More Details On Rambo 5: The Savage Hunt. Creature Feature Based On The Sci-Fi Book Hunter
The recent announcement that Rambo V: The Savage Hunt would venture into sci-fi received a surprisingly large and middling response from readers last Friday. More than a year ago, I speculated that the film might take on a similar vein to Predator, and based on a new, official plot synopsis over at AICN, that seems on the money. In fact, the project is a loose adaptation of a sci-fi action book called Hunter by James Byron Huggins (Leviathan). Sylvester Stallone bought the rights to Hunter a while ago, which sees "the world's greatest tracker and "his giant black wolf Ghost" in a showdown set in Alaska with a massive, intelligent creature, the result of a shadowy DNA-experiment. Rambo V's plot is clearly based on the material...
A beast is loose somewhere north of the Arctic Circle...And the raging creature is headed south toward civilization, ready to wreak bloody devastation...It's a job that Rambo and his 22-year-old hunting partner, Beau Brady, can't turn down, but they and a team of highly skilled Special Forces Kill Team [sic] discover that the prey is beyond their wildest imagination, a half-human abomination created by a renegade agency through a series of outlawed genetic experiments...they'll still have to confront the grim reality that it may have grown immortal.

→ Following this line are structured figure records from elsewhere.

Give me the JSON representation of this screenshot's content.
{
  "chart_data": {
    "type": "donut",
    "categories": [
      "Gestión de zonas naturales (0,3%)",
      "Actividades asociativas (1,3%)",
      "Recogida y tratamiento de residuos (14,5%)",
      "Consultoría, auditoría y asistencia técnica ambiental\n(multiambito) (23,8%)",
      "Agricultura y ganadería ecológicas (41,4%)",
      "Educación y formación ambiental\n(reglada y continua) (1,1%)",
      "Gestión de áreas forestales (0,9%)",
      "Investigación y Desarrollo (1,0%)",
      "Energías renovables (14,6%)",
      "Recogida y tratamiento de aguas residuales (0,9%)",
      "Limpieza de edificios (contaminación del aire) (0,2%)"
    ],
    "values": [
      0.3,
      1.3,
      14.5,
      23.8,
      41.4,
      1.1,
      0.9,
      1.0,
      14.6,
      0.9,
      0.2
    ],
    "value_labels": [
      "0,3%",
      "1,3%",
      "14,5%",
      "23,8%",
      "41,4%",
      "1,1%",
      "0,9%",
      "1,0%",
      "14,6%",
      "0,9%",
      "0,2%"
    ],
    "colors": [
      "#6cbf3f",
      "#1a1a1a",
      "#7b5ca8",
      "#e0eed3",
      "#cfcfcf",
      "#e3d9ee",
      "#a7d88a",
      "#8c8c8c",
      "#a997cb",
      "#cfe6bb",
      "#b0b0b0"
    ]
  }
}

The addition of a sidekick doesn't sit well on paper. The appeal of Rambo is that he's a loner, and the end to Rambo IV (Rambo) made that crystal clear, hinting that Rambo would be returning to battle in the U.S. a la the first film. It also digs up bad memories of Die Hard IV, which had John McClane trading stale wisecracks with a bright-eyed Justin Long. Of course, DH4 categorically sucked ass mostly due to the franchise-detour that was a PG-13 rating; the rating for Rambo V hasn't been announced, but Stallone previously flirted with making The Expendables PG-13, which is cause for mild worry imo.
Again, I think some of the negative reaction thus far—besides canon loyalty—can be chalked off to that straight-to-DVD-esque poster. It looks like something Stallone would make if he hadn't pulled a pretty stellar pop-culture comeback with Rambo and Rocky Balboa. Last year, I was intrigued with the "different genre" idea and, as a fan of the series, I remain so. In fact, I think it sounds pretty ambitious for Stallone compared to a "Mexican drug trafficker" fiesta as previously rumored. Stallone's last foray into sci-fi was the failed and pricey launch of a Judge Dread franchise, but I've always found it interesting that he didn't make more sci-fi flicks like California's governor. Never say never. But what say you?